The cheapest tomato was technically a solution to my problem, but it wasn't always the right tomato for what I was cooking. For rasam, I usually use hothouse tomatoes; if those are not available, I use tomatoes on the vine. That preference isn't fancy – it's taste, texture, and what I know works for rasam. It's the kind of cooking logic that has nothing to do with finding the lowest price.

The cheapest tomato was technically a solution to my problem, but it wasn't always the right tomato for what I was cooking.

Krishnamoorthy Ramesh, who runs the catering company Bhojanam Inc., said they use tomatoes almost daily in dishes like rasam, sambar, gravies, and tomato chutney. “When I am cooking it for some 50, 60 people on a daily basis, without a tomato paste, it will be very, very difficult,” he said. Leaving tomatoes out, he said, changes the quantity, taste, and authenticity of the food.

We have the same substitution problem in my home. My children don't like pepper rasam in quite the same way as tomato rasam, so switching means negotiating at dinner instead of just serving a meal they love.

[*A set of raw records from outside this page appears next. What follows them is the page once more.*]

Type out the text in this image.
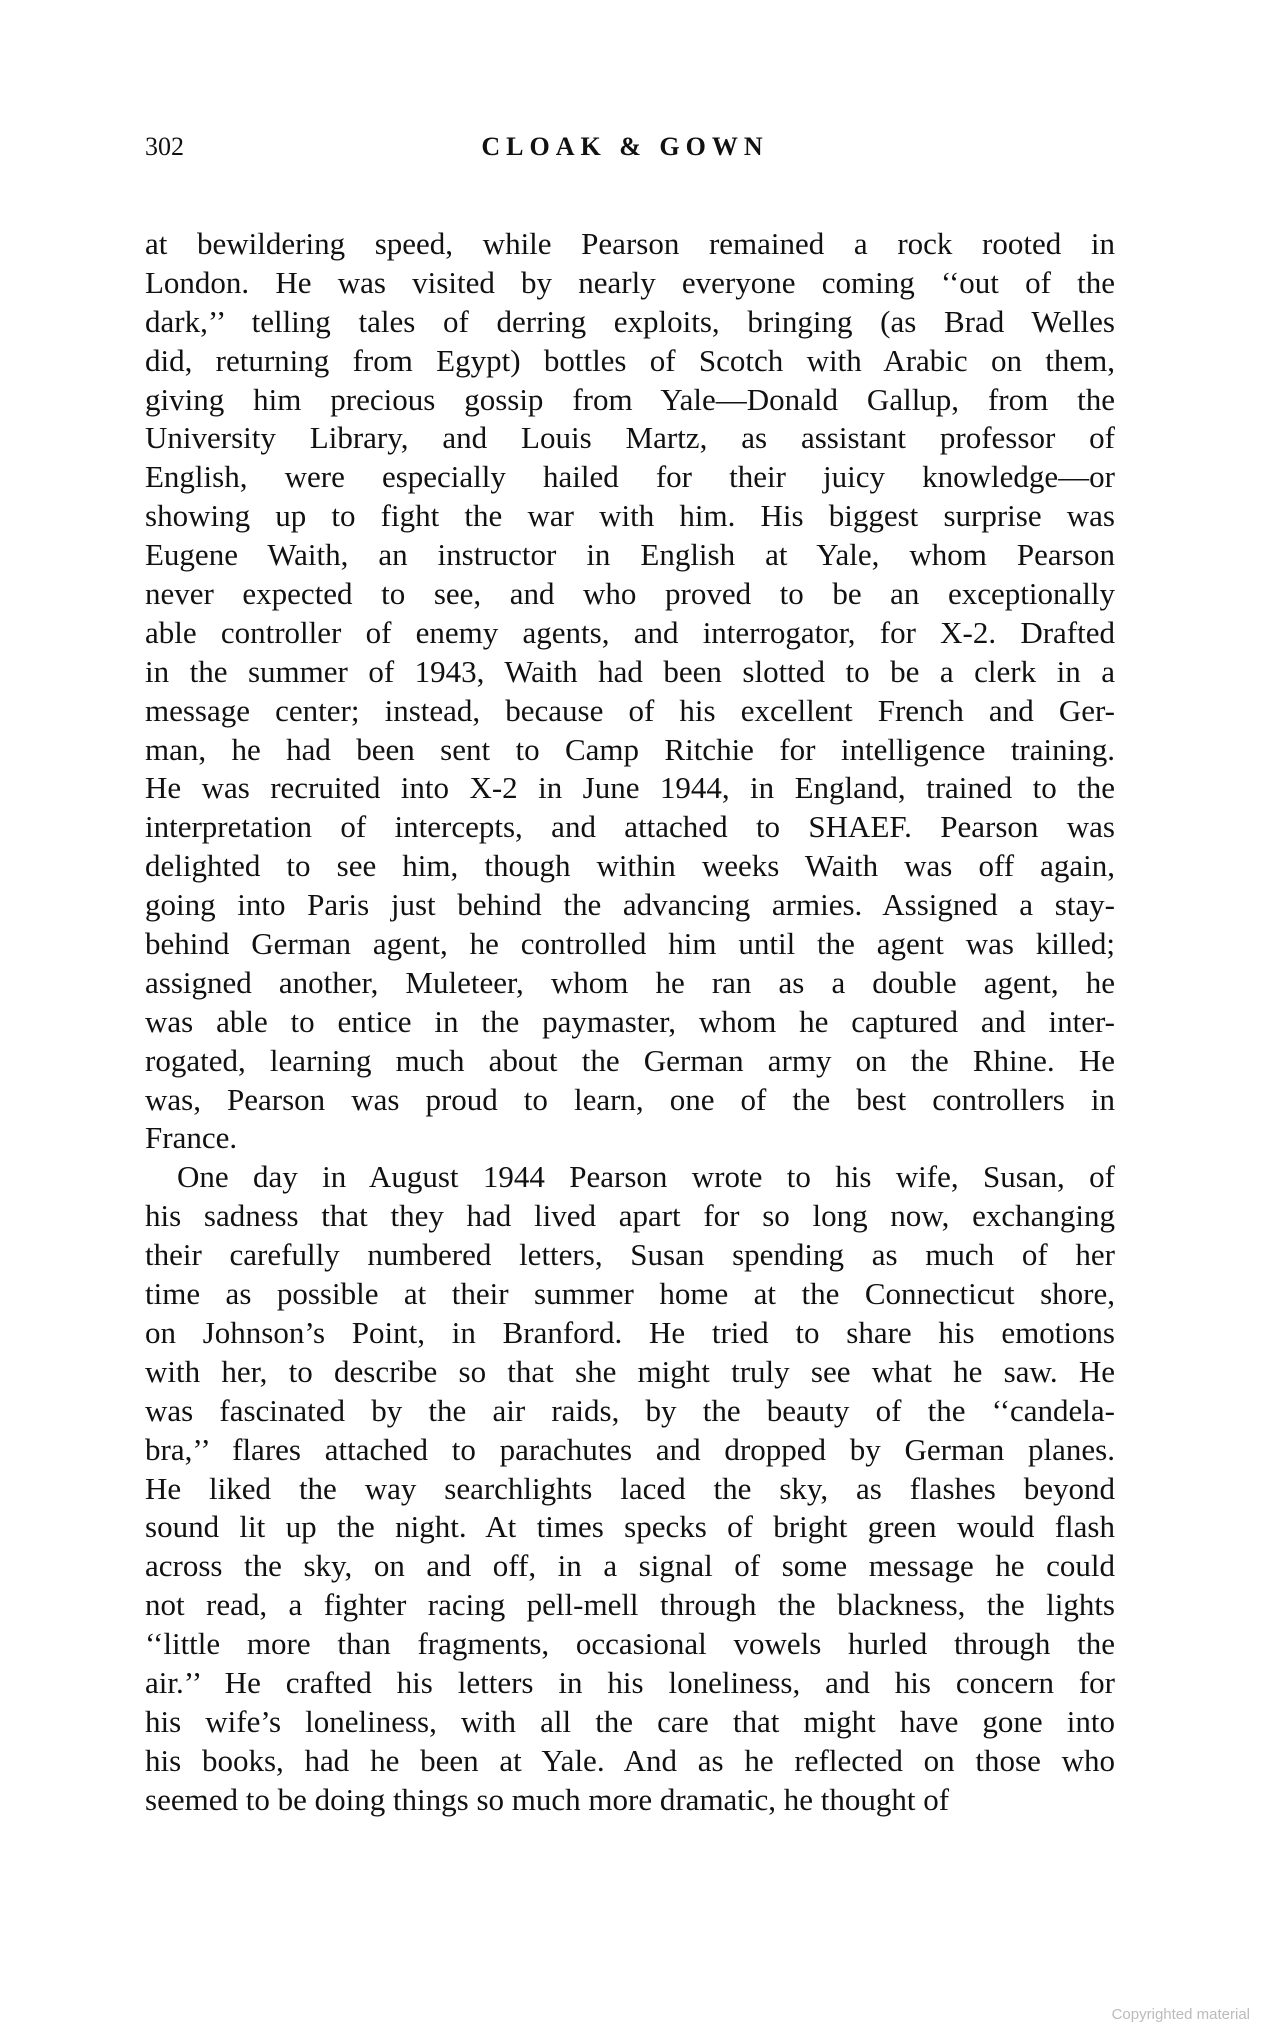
302	CLOAK & GOWN
at bewildering speed, while Pearson remained a rock rooted in
London. He was visited by nearly everyone coming ‘‘out of the
dark,’’ telling tales of derring exploits, bringing (as Brad Welles
did, returning from Egypt) bottles of Scotch with Arabic on them,
giving him precious gossip from Yale—Donald Gallup, from the
University Library, and Louis Martz, as assistant professor of
English, were especially hailed for their juicy knowledge—or
showing up to fight the war with him. His biggest surprise was
Eugene Waith, an instructor in English at Yale, whom Pearson
never expected to see, and who proved to be an exceptionally
able controller of enemy agents, and interrogator, for X-2. Drafted
in the summer of 1943, Waith had been slotted to be a clerk in a
message center; instead, because of his excellent French and Ger-
man, he had been sent to Camp Ritchie for intelligence training.
He was recruited into X-2 in June 1944, in England, trained to the
interpretation of intercepts, and attached to SHAEF. Pearson was
delighted to see him, though within weeks Waith was off again,
going into Paris just behind the advancing armies. Assigned a stay-
behind German agent, he controlled him until the agent was killed;
assigned another, Muleteer, whom he ran as a double agent, he
was able to entice in the paymaster, whom he captured and inter-
rogated, learning much about the German army on the Rhine. He
was, Pearson was proud to learn, one of the best controllers in
France.
One day in August 1944 Pearson wrote to his wife, Susan, of
his sadness that they had lived apart for so long now, exchanging
their carefully numbered letters, Susan spending as much of her
time as possible at their summer home at the Connecticut shore,
on Johnson’s Point, in Branford. He tried to share his emotions
with her, to describe so that she might truly see what he saw. He
was fascinated by the air raids, by the beauty of the ‘‘candela-
bra,’’ flares attached to parachutes and dropped by German planes.
He liked the way searchlights laced the sky, as flashes beyond
sound lit up the night. At times specks of bright green would flash
across the sky, on and off, in a signal of some message he could
not read, a fighter racing pell-mell through the blackness, the lights
‘‘little more than fragments, occasional vowels hurled through the
air.’’ He crafted his letters in his loneliness, and his concern for
his wife’s loneliness, with all the care that might have gone into
his books, had he been at Yale. And as he reflected on those who
seemed to be doing things so much more dramatic, he thought of
Copyrighted material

That's why the usual “just shop around” advice often doesn't make sense. It treats grocery shopping like a tender process (find the lowest number and that's it), when food is also about habit, appetite, culture, family routines, comfort, and time. A cheaper tomato across town means spending bus fare, gas, time, an extra stop, and energy; it may also be the wrong tomato for the dish. By the time I've checked flyers, compared prices, changed the recipe, and persuaded myself that another store might be worth it, the savings look less like savings and more like unpaid labour.

I wanted to know if what I was experiencing was specific to fresh produce – not just high prices, but prices that jump around too much to track. According to Sylvain Charlebois, director of Dalhousie University’s Agri-Food Analytics Lab, tomatoes are a useful way to understand fresh-food price volatility.

“Your worst enemy is not necessarily food inflation,” he said. “Your worst enemy is price volatility.”

That volatility, he said, can push shoppers away from fresh produce and toward the centre aisles. Charlebois warned that online grocery prices can be misleading (they fluctuate quickly and often differ from in-store pricing), but he did acknowledge the broader pattern: fresh produce is volatile in a way canned or shelf-stable foods are not. Metro, which owns Food Basics, and the Ontario Greenhouse Vegetable Growers pointed to poor weather in Mexico and high energy costs. The reasoning is sound, but it didn't help me make dinner.

Your worst enemy is not necessarily food inflation. Your worst enemy is price volatility.

It may seem odd to stress so much over a single meal, but tomato rasam is comfort food in my house – the kind of meal I learned from my grandmother and mother, and it's my older child's favourite. It's everyday food, the kind of meal you'd toss together on a typical weeknight. But that's exactly why it's important: it carries part of my family’s legacy. What I learned from my grandmother and mother, and what my children are now learning from me. Without tomatoes, I can't pass those lessons on.

Inflation numbers don't track this kind of thing. When I cut back on familiar foods, it's not just the dish that goes away; my family loses all the little rituals that make our house feel like home. These meals will just get harder and harder to make, and eventually, the recipes I learned from my mother will become recipes I can't afford to pass down at all.